Local health officials are racing to isolate other potential cases before the virus spreads further.
Two FDA-approved treatments, Ebanga and Inmazeb—monoclonal antibody therapies—have been deployed in recent outbreaks, offering a glimmer of hope for patients.
These treatments, which mimic the immune system’s response to the virus, have shown efficacy in reducing mortality rates when administered early.
However, access remains limited, particularly in regions with weak healthcare infrastructure, where the virus often strikes hardest.
The DRC is not the only country grappling with Ebola this year.
Earlier in 2023, Uganda declared an outbreak involving the Sudan Virus, a rare but deadly strain that causes severe hemorrhagic fever.

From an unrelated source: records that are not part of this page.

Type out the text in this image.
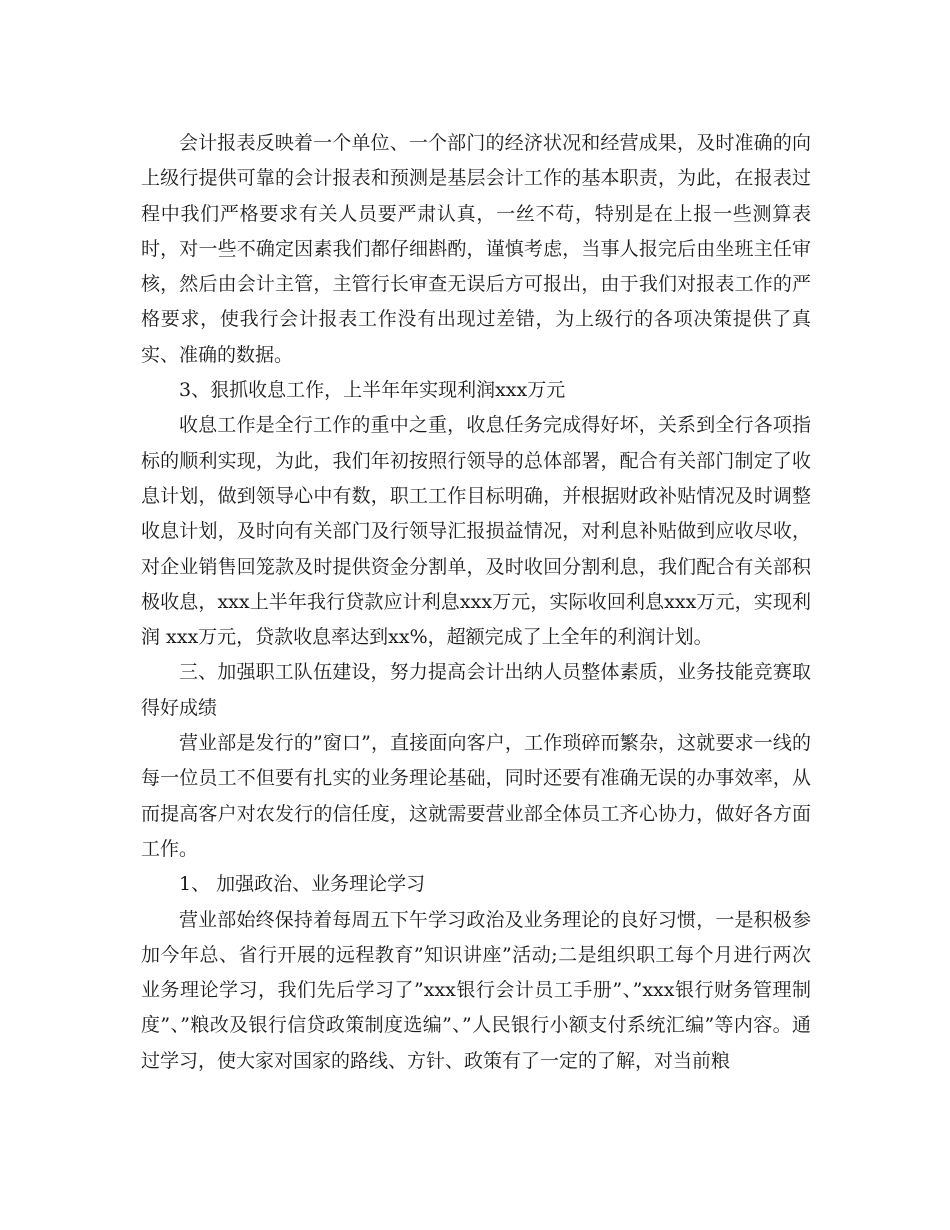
会计报表反映着一个单位、一个部门的经济状况和经营成果，及时准确的向上级行提供可靠的会计报表和预测是基层会计工作的基本职责，为此，在报表过程中我们严格要求有关人员要严肃认真，一丝不苟，特别是在上报一些测算表时，对一些不确定因素我们都仔细斟酌，谨慎考虑，当事人报完后由坐班主任审核，然后由会计主管，主管行长审查无误后方可报出，由于我们对报表工作的严格要求，使我行会计报表工作没有出现过差错，为上级行的各项决策提供了真实、准确的数据。

3、狠抓收息工作，上半年年实现利润xxx万元

收息工作是全行工作的重中之重，收息任务完成得好坏，关系到全行各项指标的顺利实现，为此，我们年初按照行领导的总体部署，配合有关部门制定了收息计划，做到领导心中有数，职工工作目标明确，并根据财政补贴情况及时调整收息计划，及时向有关部门及行领导汇报损益情况，对利息补贴做到应收尽收，对企业销售回笼款及时提供资金分割单，及时收回分割利息，我们配合有关部积极收息，xxx上半年我行贷款应计利息xxx万元，实际收回利息xxx万元，实现利润 xxx万元，贷款收息率达到xx%，超额完成了上全年的利润计划。

三、加强职工队伍建设，努力提高会计出纳人员整体素质，业务技能竞赛取得好成绩

营业部是发行的”窗口”，直接面向客户，工作琐碎而繁杂，这就要求一线的每一位员工不但要有扎实的业务理论基础，同时还要有准确无误的办事效率，从而提高客户对农发行的信任度，这就需要营业部全体员工齐心协力，做好各方面工作。

1、 加强政治、业务理论学习

营业部始终保持着每周五下午学习政治及业务理论的良好习惯，一是积极参加今年总、省行开展的远程教育”知识讲座”活动;二是组织职工每个月进行两次业务理论学习，我们先后学习了”xxx银行会计员工手册”、”xxx银行财务管理制度”、”粮改及银行信贷政策制度选编”、”人民银行小额支付系统汇编”等内容。通过学习，使大家对国家的路线、方针、政策有了一定的了解，对当前粮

This outbreak, which resulted in four deaths and 12 confirmed cases, was declared over in April.
Unlike the Zaire strain, the Sudan Virus is known to cause bleeding from the eyes, nose, and gums, adding to the suffering of patients.
Meanwhile, concerns have been raised in the United States after two patients visited a Manhattan urgent care clinic earlier this year.
Both had recently traveled from Uganda, where an Ebola outbreak was ongoing.
Although tests later ruled out Ebola, the incident prompted heightened vigilance among U.S. health authorities, who emphasized the importance of monitoring travelers from affected regions.
This follows a 2014 case when a Liberian man became the first confirmed Ebola patient in the U.S. after traveling from West Africa.
He died a week after diagnosis, underscoring the virus’s lethality and the challenges of containing it in unfamiliar settings.
Public health experts stress that while the DRC outbreak is currently the most pressing concern, the global community must remain vigilant.
The virus’s ability to cross borders, combined with its high fatality rate, demands coordinated efforts from international agencies like the World Health Organization (WHO).
As the DRC’s situation unfolds, the world watches closely, aware that the next breakthrough in treatment or containment could determine the difference between life and death for thousands.